As currently drafted, H. 3003 does not need to contain Section 16-23-20(12) to protect CWP holders who are forced to disarm to enter a prohibited carry location since open carry would be legal - even in vehicles. But, there is a very good chance law enforcement will oppose open carry in vehicles. If H. 3003 gets amended to prohibit open carry in vehicles, then Section 16-23-20(12) will need to get moved into Section 23-31-215(O) to protect CWP holders from being prosecuted for simply disarming to enter a prohibited carry location.

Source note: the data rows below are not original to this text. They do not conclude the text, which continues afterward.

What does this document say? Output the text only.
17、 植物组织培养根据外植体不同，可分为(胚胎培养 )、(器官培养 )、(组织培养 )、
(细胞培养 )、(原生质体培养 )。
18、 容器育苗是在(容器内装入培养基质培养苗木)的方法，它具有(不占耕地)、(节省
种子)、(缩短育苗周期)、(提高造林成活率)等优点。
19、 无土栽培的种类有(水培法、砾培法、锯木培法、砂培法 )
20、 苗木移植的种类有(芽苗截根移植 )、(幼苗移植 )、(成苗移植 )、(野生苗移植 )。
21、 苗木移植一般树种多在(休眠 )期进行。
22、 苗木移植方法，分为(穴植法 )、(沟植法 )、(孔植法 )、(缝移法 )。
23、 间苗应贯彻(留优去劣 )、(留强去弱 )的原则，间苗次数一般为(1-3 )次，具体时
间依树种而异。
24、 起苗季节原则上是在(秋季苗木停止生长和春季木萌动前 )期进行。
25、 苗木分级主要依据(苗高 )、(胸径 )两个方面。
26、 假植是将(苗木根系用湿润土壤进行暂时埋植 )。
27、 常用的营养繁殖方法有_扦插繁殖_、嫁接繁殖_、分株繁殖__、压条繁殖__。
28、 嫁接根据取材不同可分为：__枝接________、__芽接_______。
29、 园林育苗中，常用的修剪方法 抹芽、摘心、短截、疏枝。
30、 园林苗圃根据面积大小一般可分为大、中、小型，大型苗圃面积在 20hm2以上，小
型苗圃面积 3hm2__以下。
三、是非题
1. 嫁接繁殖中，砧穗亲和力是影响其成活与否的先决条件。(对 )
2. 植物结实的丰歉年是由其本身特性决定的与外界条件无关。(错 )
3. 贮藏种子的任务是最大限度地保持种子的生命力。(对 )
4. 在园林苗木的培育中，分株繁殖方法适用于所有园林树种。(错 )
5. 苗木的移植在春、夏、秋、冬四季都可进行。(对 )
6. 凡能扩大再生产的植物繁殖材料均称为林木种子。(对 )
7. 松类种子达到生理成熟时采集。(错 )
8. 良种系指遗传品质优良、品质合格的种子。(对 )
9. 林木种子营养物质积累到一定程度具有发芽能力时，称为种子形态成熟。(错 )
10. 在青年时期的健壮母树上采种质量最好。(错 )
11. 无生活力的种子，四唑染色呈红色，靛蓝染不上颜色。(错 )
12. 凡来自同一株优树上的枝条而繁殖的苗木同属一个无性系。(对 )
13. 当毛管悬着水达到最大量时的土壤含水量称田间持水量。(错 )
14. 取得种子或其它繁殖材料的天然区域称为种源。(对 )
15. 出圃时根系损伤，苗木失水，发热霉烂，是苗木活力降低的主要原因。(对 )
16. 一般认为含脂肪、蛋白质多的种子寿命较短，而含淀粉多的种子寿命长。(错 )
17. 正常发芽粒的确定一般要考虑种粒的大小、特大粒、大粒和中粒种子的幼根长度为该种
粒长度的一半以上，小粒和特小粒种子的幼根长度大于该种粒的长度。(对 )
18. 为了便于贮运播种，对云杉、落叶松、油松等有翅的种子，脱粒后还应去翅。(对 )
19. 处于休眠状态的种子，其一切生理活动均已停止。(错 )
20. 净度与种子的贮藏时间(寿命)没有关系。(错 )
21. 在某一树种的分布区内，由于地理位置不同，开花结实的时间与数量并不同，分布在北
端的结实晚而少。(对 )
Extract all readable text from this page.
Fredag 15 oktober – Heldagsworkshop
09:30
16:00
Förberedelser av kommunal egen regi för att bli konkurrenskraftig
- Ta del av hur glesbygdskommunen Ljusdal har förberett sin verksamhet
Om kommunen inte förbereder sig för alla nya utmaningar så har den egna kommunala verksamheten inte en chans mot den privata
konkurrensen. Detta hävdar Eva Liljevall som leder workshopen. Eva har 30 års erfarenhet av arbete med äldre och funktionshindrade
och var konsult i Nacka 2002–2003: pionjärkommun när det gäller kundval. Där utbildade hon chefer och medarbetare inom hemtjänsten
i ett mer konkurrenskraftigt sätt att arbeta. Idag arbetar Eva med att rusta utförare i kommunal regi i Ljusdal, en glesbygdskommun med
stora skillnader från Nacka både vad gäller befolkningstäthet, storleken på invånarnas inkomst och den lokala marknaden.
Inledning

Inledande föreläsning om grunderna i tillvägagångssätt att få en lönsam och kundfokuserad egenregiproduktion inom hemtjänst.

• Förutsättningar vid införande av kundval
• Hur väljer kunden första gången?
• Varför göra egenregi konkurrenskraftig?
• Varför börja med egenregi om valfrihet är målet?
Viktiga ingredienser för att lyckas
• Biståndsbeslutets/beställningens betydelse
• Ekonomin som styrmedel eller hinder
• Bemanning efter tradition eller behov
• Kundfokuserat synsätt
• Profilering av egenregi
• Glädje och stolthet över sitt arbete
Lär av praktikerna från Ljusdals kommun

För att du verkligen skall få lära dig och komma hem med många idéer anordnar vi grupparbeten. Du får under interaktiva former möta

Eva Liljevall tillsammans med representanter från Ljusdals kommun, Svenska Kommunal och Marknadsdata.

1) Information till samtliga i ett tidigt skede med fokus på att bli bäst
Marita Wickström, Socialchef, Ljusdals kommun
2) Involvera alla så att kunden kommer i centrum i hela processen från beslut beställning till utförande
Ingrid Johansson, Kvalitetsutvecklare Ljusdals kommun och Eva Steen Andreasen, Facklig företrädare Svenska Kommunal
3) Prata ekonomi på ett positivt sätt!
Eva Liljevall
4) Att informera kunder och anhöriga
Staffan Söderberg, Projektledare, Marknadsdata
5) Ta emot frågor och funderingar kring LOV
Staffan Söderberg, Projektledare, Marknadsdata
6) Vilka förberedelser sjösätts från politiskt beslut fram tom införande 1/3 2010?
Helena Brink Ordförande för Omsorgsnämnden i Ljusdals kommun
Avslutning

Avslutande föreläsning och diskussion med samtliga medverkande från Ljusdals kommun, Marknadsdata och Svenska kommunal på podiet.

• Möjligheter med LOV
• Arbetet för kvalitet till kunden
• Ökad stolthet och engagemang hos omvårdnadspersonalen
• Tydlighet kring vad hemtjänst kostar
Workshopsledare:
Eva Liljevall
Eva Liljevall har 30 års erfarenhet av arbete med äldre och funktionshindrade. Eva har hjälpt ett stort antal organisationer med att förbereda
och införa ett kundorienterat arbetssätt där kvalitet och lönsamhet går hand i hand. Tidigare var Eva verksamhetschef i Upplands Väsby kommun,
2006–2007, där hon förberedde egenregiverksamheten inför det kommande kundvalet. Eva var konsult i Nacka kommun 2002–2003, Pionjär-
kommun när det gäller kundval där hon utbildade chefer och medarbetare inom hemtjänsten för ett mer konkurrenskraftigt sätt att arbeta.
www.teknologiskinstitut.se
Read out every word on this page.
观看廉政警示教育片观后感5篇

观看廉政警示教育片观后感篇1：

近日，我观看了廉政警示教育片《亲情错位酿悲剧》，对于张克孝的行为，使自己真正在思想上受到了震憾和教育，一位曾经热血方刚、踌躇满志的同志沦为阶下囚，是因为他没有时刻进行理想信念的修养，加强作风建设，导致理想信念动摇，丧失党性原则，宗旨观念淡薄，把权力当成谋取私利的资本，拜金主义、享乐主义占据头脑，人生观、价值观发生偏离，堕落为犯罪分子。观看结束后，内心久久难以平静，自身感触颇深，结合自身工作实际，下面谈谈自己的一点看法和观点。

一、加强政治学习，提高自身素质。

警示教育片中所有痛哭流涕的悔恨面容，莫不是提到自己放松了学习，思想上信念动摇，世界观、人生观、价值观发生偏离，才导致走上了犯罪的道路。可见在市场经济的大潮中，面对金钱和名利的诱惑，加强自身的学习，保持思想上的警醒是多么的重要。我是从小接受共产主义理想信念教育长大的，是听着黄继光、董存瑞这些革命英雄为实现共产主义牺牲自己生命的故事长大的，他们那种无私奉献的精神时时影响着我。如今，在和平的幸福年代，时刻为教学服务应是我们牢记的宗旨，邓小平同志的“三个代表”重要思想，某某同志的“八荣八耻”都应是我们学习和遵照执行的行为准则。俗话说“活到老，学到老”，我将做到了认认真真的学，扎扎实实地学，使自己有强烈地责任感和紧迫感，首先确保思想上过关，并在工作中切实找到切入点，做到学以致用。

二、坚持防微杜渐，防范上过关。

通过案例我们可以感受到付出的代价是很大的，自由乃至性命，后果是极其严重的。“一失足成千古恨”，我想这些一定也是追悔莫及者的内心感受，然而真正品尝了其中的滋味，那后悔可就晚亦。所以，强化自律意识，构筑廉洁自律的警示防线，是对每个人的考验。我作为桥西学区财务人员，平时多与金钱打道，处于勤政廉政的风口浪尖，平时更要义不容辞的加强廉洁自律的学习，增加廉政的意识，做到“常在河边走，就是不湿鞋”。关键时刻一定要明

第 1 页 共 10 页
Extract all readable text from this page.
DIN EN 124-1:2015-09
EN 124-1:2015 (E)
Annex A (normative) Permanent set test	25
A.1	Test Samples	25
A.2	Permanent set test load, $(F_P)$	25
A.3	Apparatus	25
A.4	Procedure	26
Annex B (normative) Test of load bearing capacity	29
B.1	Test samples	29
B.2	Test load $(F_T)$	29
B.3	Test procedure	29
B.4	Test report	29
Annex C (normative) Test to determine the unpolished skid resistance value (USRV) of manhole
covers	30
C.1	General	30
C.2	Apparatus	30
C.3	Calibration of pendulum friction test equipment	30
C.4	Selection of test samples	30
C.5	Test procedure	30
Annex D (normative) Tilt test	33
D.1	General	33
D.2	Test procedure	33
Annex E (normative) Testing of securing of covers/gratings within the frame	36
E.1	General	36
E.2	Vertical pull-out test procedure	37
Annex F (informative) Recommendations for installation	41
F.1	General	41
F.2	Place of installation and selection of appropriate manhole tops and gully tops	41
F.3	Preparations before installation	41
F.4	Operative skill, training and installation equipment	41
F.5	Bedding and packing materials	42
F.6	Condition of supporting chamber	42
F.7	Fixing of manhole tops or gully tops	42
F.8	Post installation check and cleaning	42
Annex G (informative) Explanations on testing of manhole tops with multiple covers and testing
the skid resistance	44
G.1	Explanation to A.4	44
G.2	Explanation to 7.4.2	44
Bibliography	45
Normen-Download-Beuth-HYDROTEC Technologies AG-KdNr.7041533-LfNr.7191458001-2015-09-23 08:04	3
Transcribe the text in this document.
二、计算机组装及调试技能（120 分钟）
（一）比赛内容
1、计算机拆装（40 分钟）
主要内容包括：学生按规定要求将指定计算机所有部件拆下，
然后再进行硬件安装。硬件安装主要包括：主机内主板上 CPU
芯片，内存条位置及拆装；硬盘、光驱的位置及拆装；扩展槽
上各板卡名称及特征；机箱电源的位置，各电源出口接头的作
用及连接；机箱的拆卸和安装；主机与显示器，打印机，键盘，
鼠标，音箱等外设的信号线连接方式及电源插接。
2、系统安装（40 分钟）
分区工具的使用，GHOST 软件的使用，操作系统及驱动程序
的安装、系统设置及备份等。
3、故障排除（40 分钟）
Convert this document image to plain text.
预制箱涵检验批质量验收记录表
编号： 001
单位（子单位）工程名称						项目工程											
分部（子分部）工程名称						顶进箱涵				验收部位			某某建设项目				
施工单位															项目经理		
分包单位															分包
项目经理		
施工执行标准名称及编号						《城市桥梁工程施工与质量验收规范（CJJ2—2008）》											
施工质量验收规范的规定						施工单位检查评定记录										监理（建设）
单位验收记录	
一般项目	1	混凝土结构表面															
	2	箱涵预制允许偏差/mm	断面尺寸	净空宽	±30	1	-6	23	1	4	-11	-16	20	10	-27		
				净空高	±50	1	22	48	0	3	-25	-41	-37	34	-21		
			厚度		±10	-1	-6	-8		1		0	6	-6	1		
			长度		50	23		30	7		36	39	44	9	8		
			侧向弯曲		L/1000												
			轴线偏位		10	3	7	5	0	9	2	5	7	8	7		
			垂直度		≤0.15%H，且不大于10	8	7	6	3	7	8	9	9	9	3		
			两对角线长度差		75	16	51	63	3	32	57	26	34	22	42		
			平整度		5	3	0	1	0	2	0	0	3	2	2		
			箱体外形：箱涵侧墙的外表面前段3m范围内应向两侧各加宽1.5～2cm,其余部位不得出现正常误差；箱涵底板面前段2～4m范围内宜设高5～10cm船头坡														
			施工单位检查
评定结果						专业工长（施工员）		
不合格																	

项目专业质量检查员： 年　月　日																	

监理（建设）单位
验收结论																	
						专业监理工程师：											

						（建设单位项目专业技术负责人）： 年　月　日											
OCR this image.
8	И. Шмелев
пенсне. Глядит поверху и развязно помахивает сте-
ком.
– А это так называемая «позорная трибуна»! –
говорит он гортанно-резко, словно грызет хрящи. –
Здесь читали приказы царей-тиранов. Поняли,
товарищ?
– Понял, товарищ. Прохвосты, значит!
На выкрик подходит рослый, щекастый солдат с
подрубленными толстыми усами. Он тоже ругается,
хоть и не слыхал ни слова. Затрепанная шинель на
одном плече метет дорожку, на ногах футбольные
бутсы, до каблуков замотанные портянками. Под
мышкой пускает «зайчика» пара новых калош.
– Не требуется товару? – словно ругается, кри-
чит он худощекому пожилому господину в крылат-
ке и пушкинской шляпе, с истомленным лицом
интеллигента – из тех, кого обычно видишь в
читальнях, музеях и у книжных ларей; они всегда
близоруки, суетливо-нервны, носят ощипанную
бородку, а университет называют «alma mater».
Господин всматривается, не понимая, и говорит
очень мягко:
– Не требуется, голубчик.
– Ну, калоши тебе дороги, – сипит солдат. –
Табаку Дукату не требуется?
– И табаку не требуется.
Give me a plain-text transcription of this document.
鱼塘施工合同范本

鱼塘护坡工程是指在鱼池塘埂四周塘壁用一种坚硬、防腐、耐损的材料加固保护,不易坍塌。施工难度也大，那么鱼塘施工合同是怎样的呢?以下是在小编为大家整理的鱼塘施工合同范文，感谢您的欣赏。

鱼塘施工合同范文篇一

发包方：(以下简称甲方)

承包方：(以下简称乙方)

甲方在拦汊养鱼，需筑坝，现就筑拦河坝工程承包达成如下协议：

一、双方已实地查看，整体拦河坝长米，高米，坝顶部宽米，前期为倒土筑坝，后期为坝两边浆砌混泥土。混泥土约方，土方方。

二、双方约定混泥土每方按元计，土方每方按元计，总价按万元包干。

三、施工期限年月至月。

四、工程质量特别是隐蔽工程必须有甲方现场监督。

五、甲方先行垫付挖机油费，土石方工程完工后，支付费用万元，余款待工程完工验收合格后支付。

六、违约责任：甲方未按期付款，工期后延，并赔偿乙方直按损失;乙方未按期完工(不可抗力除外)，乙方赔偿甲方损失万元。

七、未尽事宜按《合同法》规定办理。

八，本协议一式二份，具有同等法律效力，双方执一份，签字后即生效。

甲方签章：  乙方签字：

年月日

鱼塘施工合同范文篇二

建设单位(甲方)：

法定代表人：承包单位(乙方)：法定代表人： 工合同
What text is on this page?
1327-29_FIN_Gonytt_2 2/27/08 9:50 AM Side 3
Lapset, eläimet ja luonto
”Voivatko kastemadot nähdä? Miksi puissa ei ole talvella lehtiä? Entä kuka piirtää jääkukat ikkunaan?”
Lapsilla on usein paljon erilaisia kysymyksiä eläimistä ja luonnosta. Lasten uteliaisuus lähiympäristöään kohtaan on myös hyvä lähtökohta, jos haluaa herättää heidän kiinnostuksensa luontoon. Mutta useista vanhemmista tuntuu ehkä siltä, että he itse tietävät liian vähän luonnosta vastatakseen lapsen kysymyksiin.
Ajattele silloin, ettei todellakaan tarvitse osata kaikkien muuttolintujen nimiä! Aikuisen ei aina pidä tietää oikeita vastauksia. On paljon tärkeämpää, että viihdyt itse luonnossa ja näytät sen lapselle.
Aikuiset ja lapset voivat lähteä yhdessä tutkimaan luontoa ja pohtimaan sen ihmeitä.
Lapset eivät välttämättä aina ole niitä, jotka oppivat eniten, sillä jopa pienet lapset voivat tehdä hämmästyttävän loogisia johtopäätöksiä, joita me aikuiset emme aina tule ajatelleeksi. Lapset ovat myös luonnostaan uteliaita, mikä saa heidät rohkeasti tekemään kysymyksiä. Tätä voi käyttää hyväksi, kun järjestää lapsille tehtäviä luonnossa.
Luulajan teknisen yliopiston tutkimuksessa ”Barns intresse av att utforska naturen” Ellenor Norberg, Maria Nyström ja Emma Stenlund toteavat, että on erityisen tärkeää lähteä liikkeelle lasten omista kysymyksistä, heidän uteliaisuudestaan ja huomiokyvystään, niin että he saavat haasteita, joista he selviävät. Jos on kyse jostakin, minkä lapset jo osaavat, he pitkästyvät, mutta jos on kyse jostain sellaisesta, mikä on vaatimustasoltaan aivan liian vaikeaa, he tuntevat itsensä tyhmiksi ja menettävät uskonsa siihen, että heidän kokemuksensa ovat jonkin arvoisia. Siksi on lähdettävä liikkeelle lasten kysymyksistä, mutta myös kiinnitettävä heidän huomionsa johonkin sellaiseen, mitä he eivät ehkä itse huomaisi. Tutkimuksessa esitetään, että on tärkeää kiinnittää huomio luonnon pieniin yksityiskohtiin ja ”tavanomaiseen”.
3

H. 3003 also amends Section 16-23-460 to increase penalties for possession of a concealed weapon. Since virtually all weapons other than handguns are excluded from the law, the penalties of this law essentially apply only to handguns. The penalty will be increased from forfeiture of handgun and either a $200 to $500 fine or 30 to 90 day imprisonment to forfeiture of handgun and not less than a $500 fine and/or 30 to 90 day imprisonment. So, if a person is openly carrying, he better be sure to not let his handgun get covered by his jacket or other outer clothing or else he would be subject to these increased penalties.
GrassRoots GunRights opposes increasing penalties for possession of a concealed weapon. GrassRoots GunRights supports what is commonly known as Vermont carry or Alaska carry, both of which allow a person to carry a concealed weapon without a permit. Thus, increasing penalties for that which should not be illegal in the first place is going in the wrong direction. The better direction to go would be to delete Section 16-23-460 altogether and simply prosecute criminals for committing criminal acts instead of persecuting innocent people for mere possession of a concealed handgun without a CWP.
H. 3003 also amends Section 63-19-1210(9) to allow a juvenile who violates the CWP law to be charged as an adult.
After reading the entire Code of Laws dealing with firearms, there does not appear to be any section making it a crime to generally openly possess a handgun once Section 16-23-20 is repealed. Thus, no existing penalty statutes should apply for generally openly possessing a handgun. But, any amendments to H. 3003 must be carefully scrutinized to ensure things do not change for the worse.
Bottom line: As currently drafted, H. 3003 is truly a compromise bill in that gun owners give up something (i.e., in vehicle concealed carry for CWP holders; concealed carry for business owners, employees, and managers; and any kind of carry for business owners and managers of businesses that serve alcoholic beverages for on premises consumption) in order to get something (i.e., open carry). Why must gun owners give away existing privileges in order to gain other privileges?
GrassRoots is a no compromise, no surrender pro gun rights organization. GrassRoots will not accept the idea that we must give away some existing privileges in order to gain some other privileges. GrassRoots will not tolerate using our rights as political bargaining chips. Thus, until H. 3003 is amended to protect the currently existing privileges enjoyed by gun owners, GrassRoots can not support H. 3003. But, if the legislature amends H. 3003 (as identified above) to protect the existing privileges enjoyed by gun owners while extending even more privileges to gun owners, then GrassRoots will support H. 3003. Going the extra mile and turning South Carolina into an Alaska carry state by deleting Section 16-23-460 would be the ideal thing for the legislature to do.